There appears to be good news coming out of the 6th Circuit for company-funded employee ownership plans (ESOPs) and their fiduciaries. The case dates back to 2009 and spans several decisions and important events, including the Supreme Court’s recent decision in Dudenhoeffer v. Fifth Third Bank.
On November 10, 2016, the US Court of Appeals for the 6th Circuit held in Pfeil v. State Street Bank and Trust Company that plan fiduciaries did not breach their duty of prudence by continuing to invest in General Motors stock, even as the company faced a serious economic challenges. State Street held its investments in GM stock following active discussion of the events unfolding at GM during a tumultuous 2008.

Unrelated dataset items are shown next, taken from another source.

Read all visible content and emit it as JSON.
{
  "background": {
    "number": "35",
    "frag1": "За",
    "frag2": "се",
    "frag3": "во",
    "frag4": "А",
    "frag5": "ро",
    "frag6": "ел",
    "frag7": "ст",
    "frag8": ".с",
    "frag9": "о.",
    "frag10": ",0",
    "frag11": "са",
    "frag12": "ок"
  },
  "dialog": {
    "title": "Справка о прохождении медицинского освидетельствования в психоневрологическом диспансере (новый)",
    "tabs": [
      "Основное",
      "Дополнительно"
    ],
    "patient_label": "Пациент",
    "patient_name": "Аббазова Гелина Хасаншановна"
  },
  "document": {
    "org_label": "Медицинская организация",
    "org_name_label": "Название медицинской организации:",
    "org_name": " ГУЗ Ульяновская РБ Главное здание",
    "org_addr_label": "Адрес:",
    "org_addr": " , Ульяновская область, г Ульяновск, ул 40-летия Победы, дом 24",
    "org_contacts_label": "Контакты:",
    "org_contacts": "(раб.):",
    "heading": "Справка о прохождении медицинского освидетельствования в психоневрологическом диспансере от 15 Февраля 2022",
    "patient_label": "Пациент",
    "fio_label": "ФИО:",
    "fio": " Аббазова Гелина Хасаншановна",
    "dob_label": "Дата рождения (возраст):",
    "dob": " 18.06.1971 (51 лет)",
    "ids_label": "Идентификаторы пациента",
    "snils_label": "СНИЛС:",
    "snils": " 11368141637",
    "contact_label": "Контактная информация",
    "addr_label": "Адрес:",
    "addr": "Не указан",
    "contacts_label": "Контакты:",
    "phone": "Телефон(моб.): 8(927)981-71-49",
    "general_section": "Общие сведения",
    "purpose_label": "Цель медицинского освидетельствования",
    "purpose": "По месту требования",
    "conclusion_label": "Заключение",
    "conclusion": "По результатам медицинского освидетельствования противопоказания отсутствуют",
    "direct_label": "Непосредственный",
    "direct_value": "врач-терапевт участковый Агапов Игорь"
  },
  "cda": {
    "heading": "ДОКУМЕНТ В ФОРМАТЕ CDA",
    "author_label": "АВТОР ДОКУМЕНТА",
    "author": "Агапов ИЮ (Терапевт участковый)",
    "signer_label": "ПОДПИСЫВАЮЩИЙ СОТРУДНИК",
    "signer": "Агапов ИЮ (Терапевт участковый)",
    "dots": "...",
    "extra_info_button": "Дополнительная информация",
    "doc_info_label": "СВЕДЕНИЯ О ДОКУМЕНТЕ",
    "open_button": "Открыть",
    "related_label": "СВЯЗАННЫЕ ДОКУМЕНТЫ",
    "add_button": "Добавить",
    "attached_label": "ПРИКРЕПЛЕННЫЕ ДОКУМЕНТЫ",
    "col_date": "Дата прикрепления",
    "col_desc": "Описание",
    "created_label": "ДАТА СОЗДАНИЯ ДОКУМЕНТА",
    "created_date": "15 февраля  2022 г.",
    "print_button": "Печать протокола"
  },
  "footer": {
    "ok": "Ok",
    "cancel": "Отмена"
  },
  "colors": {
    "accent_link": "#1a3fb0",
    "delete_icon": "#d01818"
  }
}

The decision provides guidance, similar to that offered in the process agreement between GreatBanc Trust Company and the Department of Labor, that a fiduciary using diligent review and due diligence processes for evaluating an investment in employer securities satisfies its duty of prudence. The court held that State Street’s decisions were not imprudent simply because it could have made a different decision and concluded that the rigor of State Street’s investment decision process demonstrated prudence. The plaintiff brought forth no special circumstances that would have justified relief.
For companies considering adopting and transacting with an ESOP, the selection of experienced advisors is critical, as is maintaining independence and a conflict-free process. The 6th Circuit decision gives additional comfort that the decisions of a fiduciary showing active engagement and due diligence will not be questioned or overturned simply because another person might have made a different decision.